All the madness comes together rather spectacularly in a show that proves that crazy-crackers outside-the-box creative ideas can beat the Nazis and can also make for a truly terrific and sometimes sublime theatrical experience.
‘Operation Mincemeat,’ the actual secret mission, was a ploy to trick Hitler into thinking that the Allies were going to land in Sardinia instead of actually invading Sicily in 1943. MI5 needed to come up with a plan to deceive the Axis so they would deploy their 100,000 troops (or most of them) to Sardinia, leaving the beaches of Sicily vulnerable to a takeover. It would prove to be one of the most decisive moments in the European campaign. And the way the Brits went about the deception is the stuff of legend. Suffice to say, it involved a poisoned vagabond corpse, falsified documents including a love letter from a nonexistent girlfriend and a briefcase with false invasion plans. The stuff of riotous musical comedy, yes?
Yes!

I’ve been intrigued by the actual Operation Mincemeat since I saw the excellent Netflix thriller starring Colin Firth and directed by John Madden in 2021. The story was also told onscreen in the 1956 Ronald Neame British film with Clifton Webb and Gloria Grahame. Now, we have another version of the story!
The team behind this insanity is the comedy troupe, SpitLip, comprised of David Cumming, Felix Hagan, Natasha Hodgson and Zoë Roberts. They wrote the book, music and lyrics. Robert Hastie directs with breakneck speed and precision.

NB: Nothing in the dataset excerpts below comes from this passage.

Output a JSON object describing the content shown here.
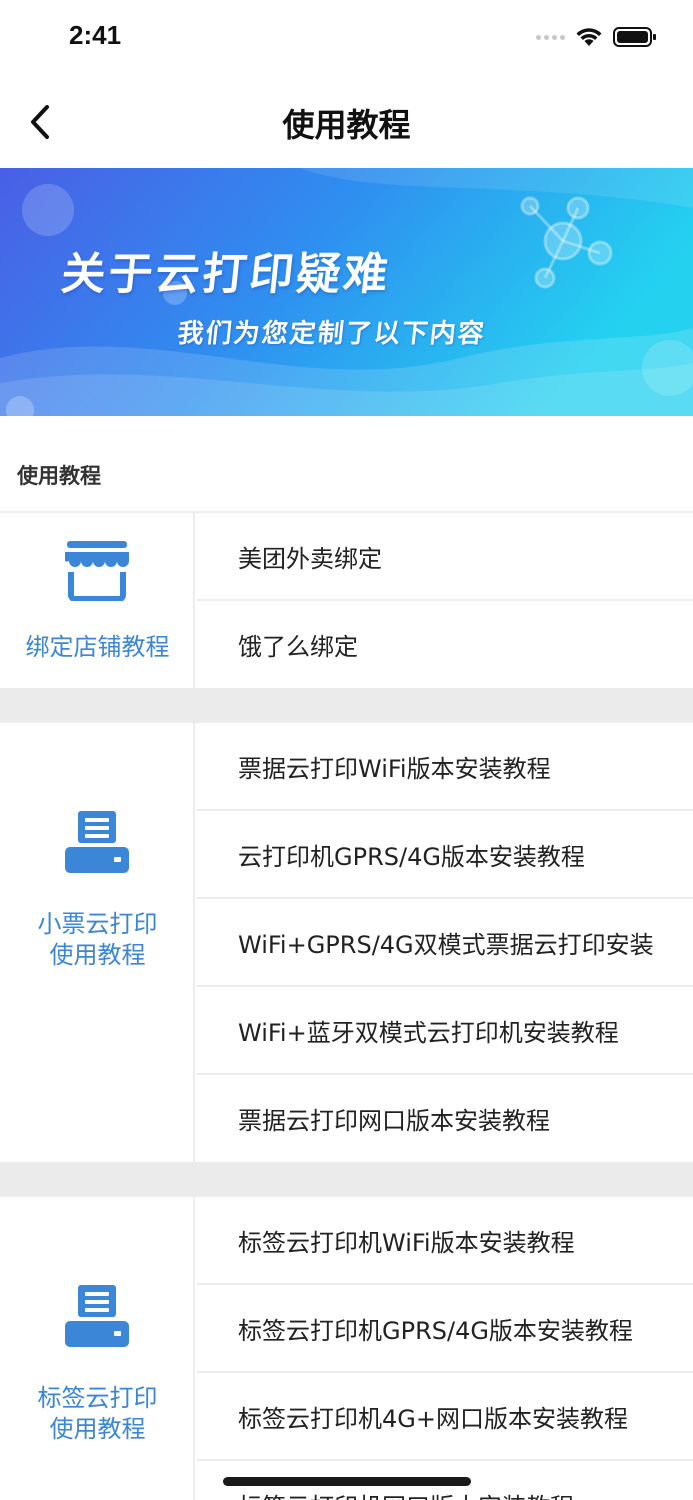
{
  "status_bar": {
    "time": "2:41"
  },
  "nav": {
    "title": "使用教程",
    "back_icon": "chevron-left-icon"
  },
  "banner": {
    "title": "关于云打印疑难",
    "subtitle": "我们为您定制了以下内容",
    "colors": {
      "start": "#4a63e8",
      "mid": "#2f8ff0",
      "end": "#27d3f2"
    }
  },
  "section": {
    "header": "使用教程"
  },
  "categories": [
    {
      "label": "绑定店铺教程",
      "icon": "storefront-icon",
      "items": [
        "美团外卖绑定",
        "饿了么绑定"
      ]
    },
    {
      "label": "小票云打印使用教程",
      "label_lines": [
        "小票云打印",
        "使用教程"
      ],
      "icon": "printer-icon",
      "items": [
        "票据云打印WiFi版本安装教程",
        "云打印机GPRS/4G版本安装教程",
        "WiFi+GPRS/4G双模式票据云打印安装",
        "WiFi+蓝牙双模式云打印机安装教程",
        "票据云打印网口版本安装教程"
      ]
    },
    {
      "label": "标签云打印使用教程",
      "label_lines": [
        "标签云打印",
        "使用教程"
      ],
      "icon": "printer-icon",
      "items": [
        "标签云打印机WiFi版本安装教程",
        "标签云打印机GPRS/4G版本安装教程",
        "标签云打印机4G+网口版本安装教程",
        "标签云打印机网口版本安装教程"
      ]
    }
  ],
  "accent_color": "#3b86d6"
}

The ensemble, all reprising their West End roles are David Cumming, Claire-Marie Hall, Natasha Hodgson, Olivier Award-winner Jak Malone and Zoë Roberts. All are uniformly splendid.

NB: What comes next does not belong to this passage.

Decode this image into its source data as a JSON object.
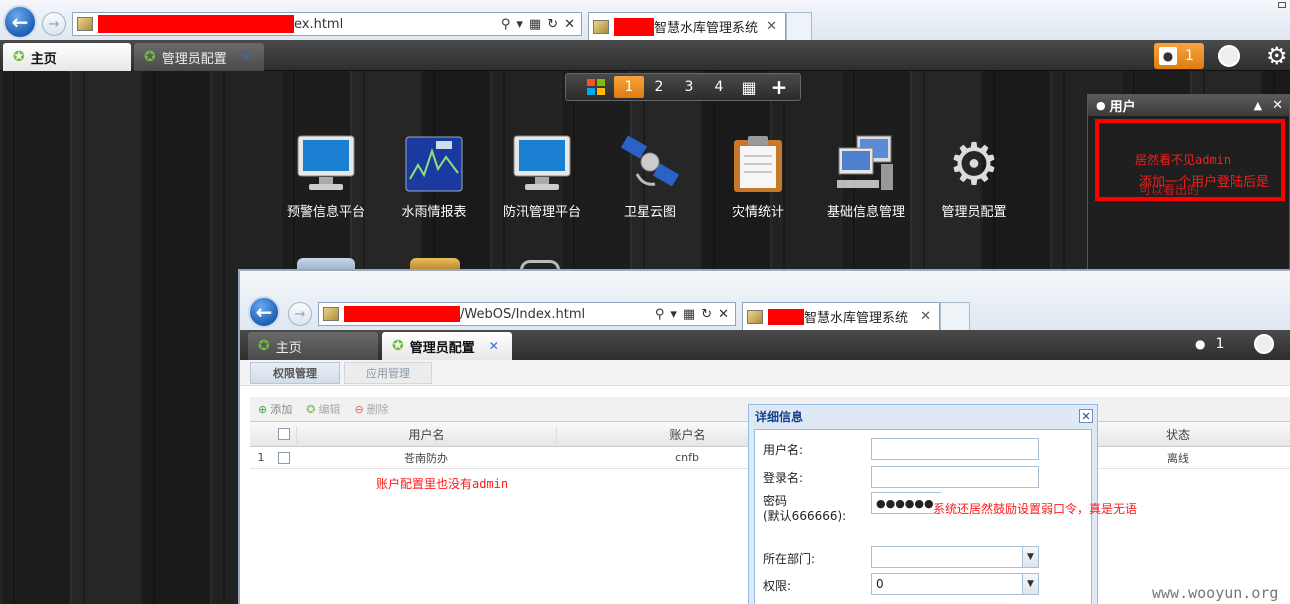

Malone has a song in Act One,” Dear Bill,” that literally stops the show, as Hester Leggat, an administrative assistant who never married and usually keeps a stiff upper lip. But the song reveals an entire life she’s kept hidden. It’s a stunning moment and may well score Malone a Tony.

The production manages a careful blend of wacky satire and patriotism, not an easy feat and is often reminiscent of Mel Brooks’s “The Producers.”
Sure, not all the songs are memorable, but plenty are. Also, much like with Hamilton, I felt Act 2 is stronger than Act 1–yes, I know that’s heresy and I’m probably in a minority.
The trick the show masterfully succeeds at is keeping things moving with uproarious moments while educating the audience on the real events, all the while revealing something deeper, the humanity at play, the fear for the those fighting—to save civilization. The show sets out to prove that the needs of the many do not necessarily outweigh the needs of the few—or the one. That every human being matters.
Another reason this show succeeds so well is that it gets the crapshoot risk Churchill and the MI5 team were taking and how such an outrageous plan may have saved the world. So, we get an outrageous musical that may not save the world, but it will take you away from the world’s troubles for a few hours. And remind you why we should still care about the world and all its inhabitants.
Not surprising, Operation Mincemeat has already extended three times and tickets are now on sale through February 15, 2026!
At the Golden Theatre, 252 W. 45th Street, NYC.